Herzog's films do not focus on telling compelling stories, but appeal to a certain philosophy of life. He once said: "The core of my film is research and seeking, as human beings, what are we?" , through the protagonist's efforts to find himself, from the perspective of anthropology and existentialism, he is constantly conducting his research on people, especially on people on the margins of society. The protagonists of Herzog's films are mostly people with abnormal or unhealthy body and mind - mentally deranged, dwarfs, disabled, outcasts of unknown origin, adventurers, visionaries, etc. In the film, he not only described the special fate of such morbid characters, but also used them as examples of social diseases, making Kafka-esque symbols and metaphors for the morbidities of the past and present society.
"Everyone is for himself, God against all" is the first film made by Herzog after he took the lead in which the story takes place in Germany and a mysterious German outcast as the protagonist. In order to make the film well, he prepared for a whole year, consciously making it a "real national film, not a film that shows narrow and closed localism." This film later became not only an important work of the "new local cinema" that emerged in the West German film circle in the late 1960s and early 1970s, but also contributed to the "rediscovery of Germany's own culture and tradition, and the re-strengthening of a self-confident local film". Literature and Art". The film also aroused the attention and high evaluation of the international film circle. French film critic Keith Tessier said of the film: "The difference between Werner Herzog's work and Truffaut's The Wolf Child is its critical and ironic look at society. The reason why Casper's sane man's comprehension makes a doctor's logic untenable is entirely because behind this logic lies a dizzying, worthless It’s nothing more than nothingness.” Ingmar Bergman, a famous Swedish film director, also wrote an article in the American “Newsweek” magazine in 1977, listing Herzog’s “Every Man for Himself, God Against All” as his " One of the ten best films I've seen in my life", calling it an "incredible" film whose philosophy is "deep, intelligent and wonderful". The famous American director Francis Coppola bought the distribution rights of this film after "Aguirre, God's Wrath". "Every Man for Himself, God Against All" further enhanced Herzog's prestige and status as a famous director of "New German Cinema". With deep respect for the well-known German film historian Lot H. Eisner, who has been living in Paris since Hitler came to power, Herzog wrote the following subtitle on the title of the film: To Lot Eisner, one of those brilliant minds who were forced to leave Germany.
Herzog is a director with a persistent pursuit of his own artistic style.

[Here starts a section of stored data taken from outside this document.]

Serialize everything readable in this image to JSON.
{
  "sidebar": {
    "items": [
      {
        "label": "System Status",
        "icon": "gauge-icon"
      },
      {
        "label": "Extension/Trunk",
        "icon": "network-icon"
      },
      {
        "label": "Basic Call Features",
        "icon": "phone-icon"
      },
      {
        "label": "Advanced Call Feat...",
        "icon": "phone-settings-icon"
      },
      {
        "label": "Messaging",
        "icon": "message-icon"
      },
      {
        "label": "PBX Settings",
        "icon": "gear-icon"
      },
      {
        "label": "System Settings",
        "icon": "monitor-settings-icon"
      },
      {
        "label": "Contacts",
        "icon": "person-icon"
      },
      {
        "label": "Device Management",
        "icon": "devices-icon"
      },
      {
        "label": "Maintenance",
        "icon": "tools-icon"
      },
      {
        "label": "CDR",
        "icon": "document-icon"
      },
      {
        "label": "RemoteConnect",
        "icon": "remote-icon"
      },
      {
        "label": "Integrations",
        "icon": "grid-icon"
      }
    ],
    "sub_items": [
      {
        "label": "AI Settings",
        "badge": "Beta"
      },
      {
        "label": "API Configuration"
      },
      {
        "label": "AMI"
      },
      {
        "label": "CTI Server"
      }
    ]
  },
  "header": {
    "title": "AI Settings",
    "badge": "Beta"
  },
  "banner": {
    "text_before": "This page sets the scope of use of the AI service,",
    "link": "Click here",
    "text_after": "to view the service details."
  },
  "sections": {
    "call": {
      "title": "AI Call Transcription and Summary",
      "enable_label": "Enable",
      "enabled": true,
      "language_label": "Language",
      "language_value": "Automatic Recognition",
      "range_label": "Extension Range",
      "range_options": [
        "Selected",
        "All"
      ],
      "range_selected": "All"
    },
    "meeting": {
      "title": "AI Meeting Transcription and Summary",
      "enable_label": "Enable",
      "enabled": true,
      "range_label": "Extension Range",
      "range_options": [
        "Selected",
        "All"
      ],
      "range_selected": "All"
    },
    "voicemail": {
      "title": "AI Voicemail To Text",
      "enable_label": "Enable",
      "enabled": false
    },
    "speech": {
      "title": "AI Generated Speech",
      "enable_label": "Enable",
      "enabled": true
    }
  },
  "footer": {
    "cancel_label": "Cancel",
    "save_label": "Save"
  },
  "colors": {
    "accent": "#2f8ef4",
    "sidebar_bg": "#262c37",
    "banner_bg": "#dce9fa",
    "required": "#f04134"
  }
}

Although his films did not sell well due to their strong philosophical nature, he always rejected the practice of equalizing art and business, stubbornly excluded all external interference and criticism, and unswervingly followed his own path. The artistic features and strong German national style of Herzog's films have been highly praised and highly appraised by Western film critics. The American "Newsweek" once regarded him as "one of the most noteworthy figures among young German directors" and "the most original director of the Federal Republic of Germany"; the famous French film critic Jill Jacob Known as the contemporary "new agate". Herzog's films have made the international film community have a strong interest and recognition for the truly nationalized "New German Cinema", which is exactly what Herzog has done for the "New German Cinema". contribute.